What I most admire about Vernor Vinge is his ability to create interesting worlds—planets and galaxies—and alien species. In A Deepness in the Sky he describes the Spiders. In the 1993 Hugo Award winner, A Fire Upon the Deep, Vernor describes a number of interesting species, including the Tines. For me they are what make the book worth reading. The Tines look like odd shaped dogs, but each pack shares one consciousness. They can’t function as singletons, and at times may need to add new members in order to be fully functional. The consciousness of one individual, the Woodcarver, has survived for over 500 years, despite losing individual members. When a human and Tine interacts, Vinge not only has to describe what the Tine is saying, but also what various members are doing. Despite the Tines being doglike, Vinge stays away from anything that is cutesy or cartoonish.
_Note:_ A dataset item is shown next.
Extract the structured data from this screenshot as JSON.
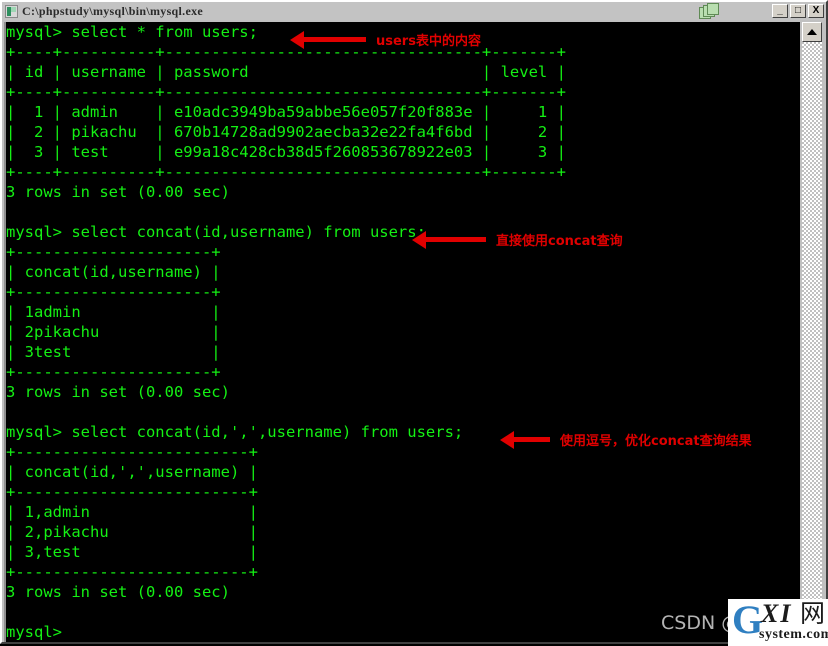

Briefly, a human colony experimenting with ancient technology accidentally releases an entity, the Blight. Before the Blight destroys the colony, one spaceship escapes. It carries a family, over a hundred children in deep-sleep, and a countermeasure that may possibly destroy the Blight. The spaceship crash-lands on Tines, a medieval planet inhabited by the Tines, a dog-like species. The two parents are murdered. Their two children are rescued/captured by opposite factions in a war. In the meantime the Blight begins to wipe out thousands of worlds. A group of two humans and two plant-like aliens tries to find the ship with the countermeasure and rescue the children.
I admit that I again got bogged down in reading A Fire Upon the Deep as I did with A Deepness in the Sky. I am not sure whether I wasn’t emotionally invested enough in the characters or if the plot's peaks and valleys don’t match the rhythm I like in a book. Intellectually I found it very interesting. The book is highly rated on a number of websites.
This book marks my completion of reading the Hugo Award winners from 1958 through 2010. Yeah!!! I still plan to read two more Hugo Award winners, books published before the Hugo awards were given out annually. I also plan to read this year’s nominees, which requires that I catch up on Bujold’s Vorkosigan series. After that, I want to choose my reading-list a little bit more organically. I enjoy quirky books with warm characters and interesting science or, sometimes, history.